The maker of Prolia for osteoporosis and anemia treatment Aranesp said it's restructuring to free up money needed for investments in the business, particularly marketing costs for launching new drugs.
The layoffs will happen this year and next, eliminating 2,400 to 2,900 jobs, mostly in the U.S. Amgen also plans to close two sites in Colorado, primarily manufacturing plants, and two in Washington state that focus on research and development.
Amgen said it will streamline the company, reduce management layers and reduce its real estate footprint by 23 percent.
The company, based in Thousand Oaks, California, anticipates charges of $775 million to $950 million, mostly in 2014 and 2015. It expects modest savings in 2015, but expense reductions in 2016 of about $700 million, versus 2013 spending. Most savings will be reinvested, including expanding operations in the biotech hubs of Cambridge, Massachusetts, and South San Francisco, California.

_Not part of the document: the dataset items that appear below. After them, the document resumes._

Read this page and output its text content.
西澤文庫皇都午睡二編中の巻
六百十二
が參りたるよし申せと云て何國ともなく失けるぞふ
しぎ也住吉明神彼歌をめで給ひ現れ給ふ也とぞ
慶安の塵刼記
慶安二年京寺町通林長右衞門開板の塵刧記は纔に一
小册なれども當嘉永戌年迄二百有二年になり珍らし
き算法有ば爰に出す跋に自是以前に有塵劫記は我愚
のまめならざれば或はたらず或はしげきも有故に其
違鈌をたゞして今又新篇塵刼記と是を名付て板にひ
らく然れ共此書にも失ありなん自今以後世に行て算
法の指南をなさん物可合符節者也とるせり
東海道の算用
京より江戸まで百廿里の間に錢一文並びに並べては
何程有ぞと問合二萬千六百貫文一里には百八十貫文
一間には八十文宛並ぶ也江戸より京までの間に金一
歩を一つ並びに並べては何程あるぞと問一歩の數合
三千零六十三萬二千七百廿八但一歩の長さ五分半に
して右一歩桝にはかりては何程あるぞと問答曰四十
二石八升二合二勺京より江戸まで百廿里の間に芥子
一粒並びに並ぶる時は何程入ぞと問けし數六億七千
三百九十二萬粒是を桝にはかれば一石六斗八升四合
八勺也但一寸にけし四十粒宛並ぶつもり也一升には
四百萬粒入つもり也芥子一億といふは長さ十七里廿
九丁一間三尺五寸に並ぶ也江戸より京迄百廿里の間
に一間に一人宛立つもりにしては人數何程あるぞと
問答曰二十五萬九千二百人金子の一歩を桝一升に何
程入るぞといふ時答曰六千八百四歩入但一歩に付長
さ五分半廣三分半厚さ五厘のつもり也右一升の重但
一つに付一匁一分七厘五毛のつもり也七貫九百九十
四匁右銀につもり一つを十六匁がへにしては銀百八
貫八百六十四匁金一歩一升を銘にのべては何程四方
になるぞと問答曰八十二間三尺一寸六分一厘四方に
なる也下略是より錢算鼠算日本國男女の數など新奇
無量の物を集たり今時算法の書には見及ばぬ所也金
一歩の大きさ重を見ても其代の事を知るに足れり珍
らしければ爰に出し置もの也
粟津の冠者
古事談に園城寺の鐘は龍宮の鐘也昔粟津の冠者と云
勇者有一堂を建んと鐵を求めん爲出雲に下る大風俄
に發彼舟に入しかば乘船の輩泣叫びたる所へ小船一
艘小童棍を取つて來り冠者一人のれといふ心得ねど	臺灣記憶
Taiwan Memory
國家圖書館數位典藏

Meanwhile, Amgen posted a 23 percent jump in second-quarter profit as revenue jumped 11 percent on strong performances by all but two of its drugs.
Net income was $1.55 billion, or $2.01 per share, up from $1.26 billion, or $1.65 per share, in 2013's second quarter.
Excluding one-time charges, adjusted income was $1.82 billion, or $2.37 per share. That surpassed the expectations of analysts surveyed by FactSet by a whopping 30 cents per share.
Revenue totaled $5.18 billion, up from $4.68 billion a year earlier. Analysts were expecting $4.92 billion.
Amgen also raised its forecasts for its 2014 profit and revenue. It now expects adjusted earnings per share of $8.20 to $8.40 per share, up from its January forecast of $7.90 to $8.20. And it's anticipating revenue of $19.5 billion to $19.7 billion, up from $19.2 billion to $19.6 billion.